Ressuscitações à parte, armazenar a biodiversidade da Terra é, sem dúvidas, algo vantajoso para a conservação. A diversidade do genoma é uma parte essencial da capacidade de adaptação de uma espécie, e a primeira característica a desaparecer quando uma população decresce.

"No futuro, células criopreservadas poderão ser um repositório de informações genéticas perdidas", explicou Novak.

A reintrodução de genes perdidos poderá proteger pequenas populações do futuro sombrio do Antropoceno.
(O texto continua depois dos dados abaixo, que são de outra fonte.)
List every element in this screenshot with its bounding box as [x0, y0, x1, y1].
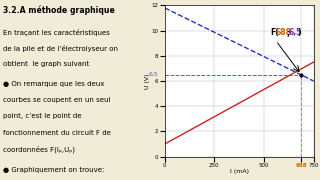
X-axis label: I (mA): I (mA) [230, 169, 249, 174]
Text: En traçant les caractéristiques: En traçant les caractéristiques [3, 29, 110, 36]
Text: 688: 688 [276, 28, 292, 37]
Text: courbes se coupent en un seul: courbes se coupent en un seul [3, 97, 111, 103]
Text: coordonnées F(Iₚ,Uₚ): coordonnées F(Iₚ,Uₚ) [3, 146, 75, 153]
Text: de la pile et de l’électrolyseur on: de la pile et de l’électrolyseur on [3, 45, 118, 52]
Text: fonctionnement du circuit F de: fonctionnement du circuit F de [3, 130, 111, 136]
Text: 6,5: 6,5 [289, 28, 302, 37]
Text: 3.2.A méthode graphique: 3.2.A méthode graphique [3, 5, 115, 15]
Y-axis label: U (V): U (V) [145, 73, 150, 89]
Text: ● Graphiquement on trouve:: ● Graphiquement on trouve: [3, 167, 105, 173]
Text: 6,5: 6,5 [149, 72, 159, 77]
Text: ): ) [298, 28, 301, 37]
Text: ;: ; [287, 28, 290, 37]
Text: obtient  le graph suivant: obtient le graph suivant [3, 61, 90, 67]
Text: ● On remarque que les deux: ● On remarque que les deux [3, 81, 105, 87]
Text: point, c’est le point de: point, c’est le point de [3, 113, 82, 119]
Text: F(: F( [270, 28, 279, 37]
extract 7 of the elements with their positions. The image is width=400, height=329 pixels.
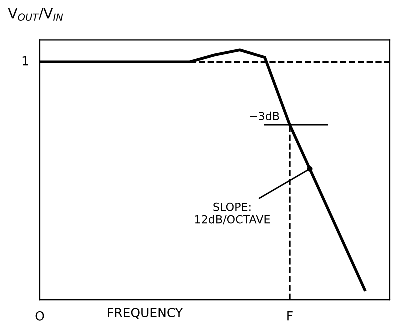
x-tick-label: O (36, 311, 44, 321)
annotation: SLOPE: 12dB/OCTAVE (195, 202, 270, 225)
x-axis-title: FREQUENCY (108, 308, 184, 319)
annotation: −3dB (250, 112, 280, 120)
y-axis-title: V$_{OUT}$/V$_{IN}$ (8, 8, 64, 22)
x-tick-label: F (288, 312, 293, 321)
ref-line-label: 1 (22, 56, 28, 66)
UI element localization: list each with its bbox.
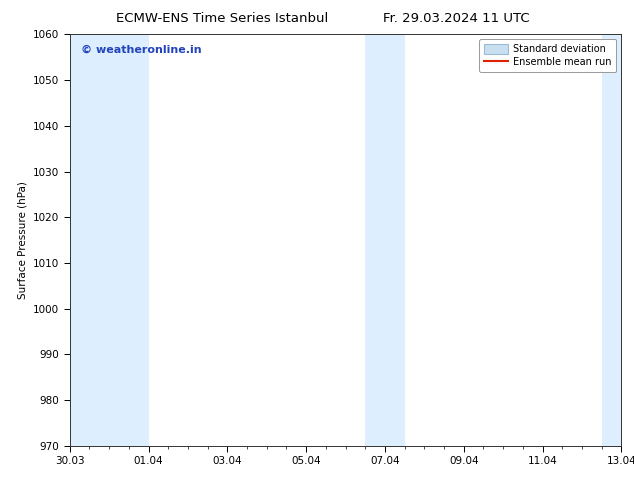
Text: ECMW-ENS Time Series Istanbul: ECMW-ENS Time Series Istanbul: [116, 12, 328, 25]
Y-axis label: Surface Pressure (hPa): Surface Pressure (hPa): [18, 181, 27, 299]
Legend: Standard deviation, Ensemble mean run: Standard deviation, Ensemble mean run: [479, 39, 616, 73]
Bar: [602, 34, 621, 446]
Bar: [70, 34, 148, 446]
Text: Fr. 29.03.2024 11 UTC: Fr. 29.03.2024 11 UTC: [383, 12, 530, 25]
Text: © weatheronline.in: © weatheronline.in: [81, 45, 202, 54]
Bar: [365, 34, 404, 446]
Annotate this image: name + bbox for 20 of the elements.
Usando amostras de esperma congeladas há 20 anos, cientistas estão testando técnicas de "resgate genético" no furão-de-pata-preta, uma espécie salva por muito pouco — só haviam dezoito espécimes em todo o mundo.

As ferramentas utilizadas pela biologia sintética podem até ser experimentais, mas a criação da Iniciativa do Genoma Global representa uma mudança no paradigma vingente: atualmente, a preservação não é apenas para os vivos (a mudança vem em boa hora — a conservação tradicional não tem dado muito certo). O objetivo é arquivar a essência da vida para as gerações futuras.

"A verdadeira conservação, nesse mundo em eterna mudança, envolve manipulação biológica e organização" disse Novak. "A conservação se beneficia com o sucesso de programas como a Iniciativa do Genoma Global, e sobretudo com o uso desses recursos."

Então, independente do que aconteça no próximo século, podemos nos consolar com a visão desses mamutes, em laboratórios estéreis espalhados pelo mundo, vigiando silenciosamente a nossa herança para os tempos futuros.